Nyeri kepala yang memburuk dengan perubahan posisi perlu diwaspadai (red
flags). Perubahan posisi yang memperburuk nyeri kepala misalnya adalah: berdiri
tegak atau berbaring.

Papil edema

Papil edema merupakan tanda bahaya (red flags).
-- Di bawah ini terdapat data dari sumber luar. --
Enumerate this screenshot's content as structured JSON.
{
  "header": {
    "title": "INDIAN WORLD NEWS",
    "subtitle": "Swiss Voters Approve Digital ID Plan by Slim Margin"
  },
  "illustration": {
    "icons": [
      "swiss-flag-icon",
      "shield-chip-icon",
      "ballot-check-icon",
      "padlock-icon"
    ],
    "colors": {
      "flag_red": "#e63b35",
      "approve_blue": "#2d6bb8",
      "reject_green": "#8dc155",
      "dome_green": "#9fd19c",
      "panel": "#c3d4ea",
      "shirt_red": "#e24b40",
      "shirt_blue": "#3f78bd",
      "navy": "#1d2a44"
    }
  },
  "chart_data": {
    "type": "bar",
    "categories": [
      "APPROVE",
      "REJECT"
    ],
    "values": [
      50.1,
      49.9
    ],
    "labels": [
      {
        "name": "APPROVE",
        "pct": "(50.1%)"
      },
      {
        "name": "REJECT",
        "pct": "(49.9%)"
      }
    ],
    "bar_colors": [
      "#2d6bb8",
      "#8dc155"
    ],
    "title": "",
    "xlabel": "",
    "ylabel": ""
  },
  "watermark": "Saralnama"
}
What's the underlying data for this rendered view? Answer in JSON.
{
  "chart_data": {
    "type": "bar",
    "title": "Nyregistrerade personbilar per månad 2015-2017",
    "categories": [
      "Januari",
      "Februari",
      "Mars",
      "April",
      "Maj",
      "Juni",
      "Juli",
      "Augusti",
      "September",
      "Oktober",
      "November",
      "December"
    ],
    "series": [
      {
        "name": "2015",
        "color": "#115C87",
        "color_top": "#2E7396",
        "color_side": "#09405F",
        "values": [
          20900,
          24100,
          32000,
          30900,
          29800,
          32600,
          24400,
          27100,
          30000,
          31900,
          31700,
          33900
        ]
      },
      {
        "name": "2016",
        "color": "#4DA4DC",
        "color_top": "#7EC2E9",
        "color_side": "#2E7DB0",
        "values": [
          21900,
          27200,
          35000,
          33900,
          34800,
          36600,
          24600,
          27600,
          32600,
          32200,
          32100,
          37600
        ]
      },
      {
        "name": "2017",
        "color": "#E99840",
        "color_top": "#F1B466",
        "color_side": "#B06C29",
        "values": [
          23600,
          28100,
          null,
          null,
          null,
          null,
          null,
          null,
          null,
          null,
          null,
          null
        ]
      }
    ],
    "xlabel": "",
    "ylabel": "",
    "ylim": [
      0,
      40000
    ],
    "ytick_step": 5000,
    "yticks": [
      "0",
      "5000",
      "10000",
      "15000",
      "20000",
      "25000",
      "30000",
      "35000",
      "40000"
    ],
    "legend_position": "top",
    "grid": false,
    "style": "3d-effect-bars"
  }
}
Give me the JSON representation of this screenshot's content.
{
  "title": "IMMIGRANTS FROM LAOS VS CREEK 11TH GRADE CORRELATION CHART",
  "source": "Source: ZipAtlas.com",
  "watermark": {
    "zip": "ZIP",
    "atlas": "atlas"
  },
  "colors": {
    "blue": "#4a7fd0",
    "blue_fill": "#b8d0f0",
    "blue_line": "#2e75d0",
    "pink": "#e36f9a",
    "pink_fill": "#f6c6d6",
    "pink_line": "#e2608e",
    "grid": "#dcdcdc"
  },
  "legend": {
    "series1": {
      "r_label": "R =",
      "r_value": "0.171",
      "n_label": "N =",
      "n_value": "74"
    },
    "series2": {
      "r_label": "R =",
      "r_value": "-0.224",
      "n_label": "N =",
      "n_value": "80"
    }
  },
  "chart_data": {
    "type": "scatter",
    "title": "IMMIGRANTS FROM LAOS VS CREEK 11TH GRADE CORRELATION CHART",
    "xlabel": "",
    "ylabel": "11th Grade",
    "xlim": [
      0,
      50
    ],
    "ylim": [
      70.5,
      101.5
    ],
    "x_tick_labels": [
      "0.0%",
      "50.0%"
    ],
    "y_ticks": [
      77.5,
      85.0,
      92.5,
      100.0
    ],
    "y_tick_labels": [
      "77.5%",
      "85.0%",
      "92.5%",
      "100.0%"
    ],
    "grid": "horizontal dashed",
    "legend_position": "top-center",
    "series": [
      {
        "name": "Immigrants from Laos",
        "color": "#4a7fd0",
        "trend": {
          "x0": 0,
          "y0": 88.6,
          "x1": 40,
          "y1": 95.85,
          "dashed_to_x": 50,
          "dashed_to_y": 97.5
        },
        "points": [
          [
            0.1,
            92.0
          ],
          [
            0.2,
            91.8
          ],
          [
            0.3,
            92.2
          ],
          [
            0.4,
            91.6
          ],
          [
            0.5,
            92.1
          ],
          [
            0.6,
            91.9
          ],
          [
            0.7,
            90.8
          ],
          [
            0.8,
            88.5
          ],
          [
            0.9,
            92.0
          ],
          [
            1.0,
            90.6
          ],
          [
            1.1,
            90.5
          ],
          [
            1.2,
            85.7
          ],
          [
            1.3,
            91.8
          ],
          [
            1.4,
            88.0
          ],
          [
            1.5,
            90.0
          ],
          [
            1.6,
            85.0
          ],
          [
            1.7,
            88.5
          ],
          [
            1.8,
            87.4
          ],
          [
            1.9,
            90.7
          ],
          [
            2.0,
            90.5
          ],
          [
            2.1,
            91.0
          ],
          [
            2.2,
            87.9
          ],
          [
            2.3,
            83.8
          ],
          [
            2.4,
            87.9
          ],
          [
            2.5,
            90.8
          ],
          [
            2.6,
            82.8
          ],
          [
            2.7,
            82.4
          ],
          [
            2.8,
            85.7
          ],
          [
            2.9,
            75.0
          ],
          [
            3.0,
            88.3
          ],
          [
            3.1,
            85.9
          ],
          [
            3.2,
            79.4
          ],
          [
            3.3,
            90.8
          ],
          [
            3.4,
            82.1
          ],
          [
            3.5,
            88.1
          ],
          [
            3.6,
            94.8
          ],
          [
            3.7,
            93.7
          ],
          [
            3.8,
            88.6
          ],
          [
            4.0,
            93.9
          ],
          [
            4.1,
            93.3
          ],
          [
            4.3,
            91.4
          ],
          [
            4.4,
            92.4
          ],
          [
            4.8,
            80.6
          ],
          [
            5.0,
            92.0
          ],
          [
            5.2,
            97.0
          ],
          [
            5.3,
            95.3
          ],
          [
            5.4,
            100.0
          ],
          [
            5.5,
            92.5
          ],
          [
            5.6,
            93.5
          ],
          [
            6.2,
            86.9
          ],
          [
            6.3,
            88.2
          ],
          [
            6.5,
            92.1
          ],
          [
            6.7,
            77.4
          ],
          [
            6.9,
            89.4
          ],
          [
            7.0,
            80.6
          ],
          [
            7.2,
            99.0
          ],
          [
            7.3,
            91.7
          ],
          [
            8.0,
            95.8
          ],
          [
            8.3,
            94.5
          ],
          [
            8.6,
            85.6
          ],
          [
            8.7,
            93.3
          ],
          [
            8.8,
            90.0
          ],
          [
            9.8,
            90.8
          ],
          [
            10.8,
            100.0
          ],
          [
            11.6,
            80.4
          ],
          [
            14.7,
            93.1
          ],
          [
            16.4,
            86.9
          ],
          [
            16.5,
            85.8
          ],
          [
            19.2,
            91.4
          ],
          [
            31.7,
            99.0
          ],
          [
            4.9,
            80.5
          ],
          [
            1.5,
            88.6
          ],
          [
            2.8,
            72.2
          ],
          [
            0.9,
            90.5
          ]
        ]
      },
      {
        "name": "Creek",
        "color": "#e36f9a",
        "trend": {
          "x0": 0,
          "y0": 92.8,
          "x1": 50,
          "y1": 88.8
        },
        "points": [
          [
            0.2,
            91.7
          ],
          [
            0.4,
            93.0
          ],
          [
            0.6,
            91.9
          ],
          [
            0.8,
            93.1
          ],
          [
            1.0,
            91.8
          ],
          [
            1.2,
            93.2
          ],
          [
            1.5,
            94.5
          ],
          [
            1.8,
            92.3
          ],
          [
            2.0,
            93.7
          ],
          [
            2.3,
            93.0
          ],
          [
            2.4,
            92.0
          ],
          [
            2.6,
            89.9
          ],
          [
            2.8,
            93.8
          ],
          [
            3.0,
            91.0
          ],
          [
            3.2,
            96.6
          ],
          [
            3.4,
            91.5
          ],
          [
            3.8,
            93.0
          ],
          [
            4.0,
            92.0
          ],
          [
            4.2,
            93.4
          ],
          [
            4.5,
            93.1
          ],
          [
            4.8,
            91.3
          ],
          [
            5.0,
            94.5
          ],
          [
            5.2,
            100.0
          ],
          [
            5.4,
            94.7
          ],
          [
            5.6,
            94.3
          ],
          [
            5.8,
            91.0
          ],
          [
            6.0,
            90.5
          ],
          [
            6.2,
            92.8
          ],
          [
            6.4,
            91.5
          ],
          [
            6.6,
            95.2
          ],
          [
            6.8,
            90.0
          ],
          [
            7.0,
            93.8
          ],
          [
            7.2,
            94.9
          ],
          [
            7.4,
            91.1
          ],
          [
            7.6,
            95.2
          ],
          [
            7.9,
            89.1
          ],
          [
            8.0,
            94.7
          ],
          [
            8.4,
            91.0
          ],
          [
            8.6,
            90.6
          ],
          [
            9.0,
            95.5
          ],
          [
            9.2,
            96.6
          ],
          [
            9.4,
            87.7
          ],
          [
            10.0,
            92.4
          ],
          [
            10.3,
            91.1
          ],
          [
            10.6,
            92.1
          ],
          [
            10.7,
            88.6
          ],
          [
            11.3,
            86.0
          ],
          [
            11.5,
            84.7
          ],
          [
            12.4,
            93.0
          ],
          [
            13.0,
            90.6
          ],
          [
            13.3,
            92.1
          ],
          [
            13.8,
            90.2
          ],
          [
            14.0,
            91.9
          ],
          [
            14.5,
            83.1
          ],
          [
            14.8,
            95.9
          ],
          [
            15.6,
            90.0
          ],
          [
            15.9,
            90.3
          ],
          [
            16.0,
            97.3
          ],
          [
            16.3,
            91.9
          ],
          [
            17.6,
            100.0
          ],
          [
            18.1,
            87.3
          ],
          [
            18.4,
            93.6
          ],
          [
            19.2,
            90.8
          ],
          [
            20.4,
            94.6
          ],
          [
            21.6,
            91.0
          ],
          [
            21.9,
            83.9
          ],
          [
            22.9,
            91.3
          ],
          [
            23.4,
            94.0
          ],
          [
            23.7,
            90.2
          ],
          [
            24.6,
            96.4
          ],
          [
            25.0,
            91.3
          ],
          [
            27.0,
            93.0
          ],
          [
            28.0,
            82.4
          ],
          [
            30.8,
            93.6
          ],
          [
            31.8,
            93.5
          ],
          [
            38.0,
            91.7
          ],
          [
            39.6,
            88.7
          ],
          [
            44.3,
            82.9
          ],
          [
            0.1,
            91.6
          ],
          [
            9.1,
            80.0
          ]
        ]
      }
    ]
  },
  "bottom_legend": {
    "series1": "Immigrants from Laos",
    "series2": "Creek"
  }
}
Nyeri kepala yang disertai
dengan adanya papil edema maka perlu dicurigai akan adanya penyebab sekunder
yang mendasari nyeri kepala, misalnya: tumor, IIH (Gambar 1), meningitis, atau
ensefalitis.

Precipitated Factors

Faktor pencetus nyeri kepala misalnya: batuk, tenaga, aktivitas seksual,


manuver valsava, atau tidur). Nyeri kepala yang diperberat oleh batuk, tenaga,
aktivitas seksual, maneuver valsava, atau tidur tumor curiga akan Arterio Venous
Malformation (AVM), Sub Arachnoid Hemorrhage (SAH), atau penyakit vaskuler.

Jika pada anamnesis atau pemeriksaan didapatkan red flags, maka


pemeriksaan diagnostik mungkin diperlukan untuk mengeksklusi penyebab sekunder
nyeri kepala.
Sumber: Hidayati, H., B. 2016. Pendekatan Klinis Dalam Manajemen Nyeri Kepala.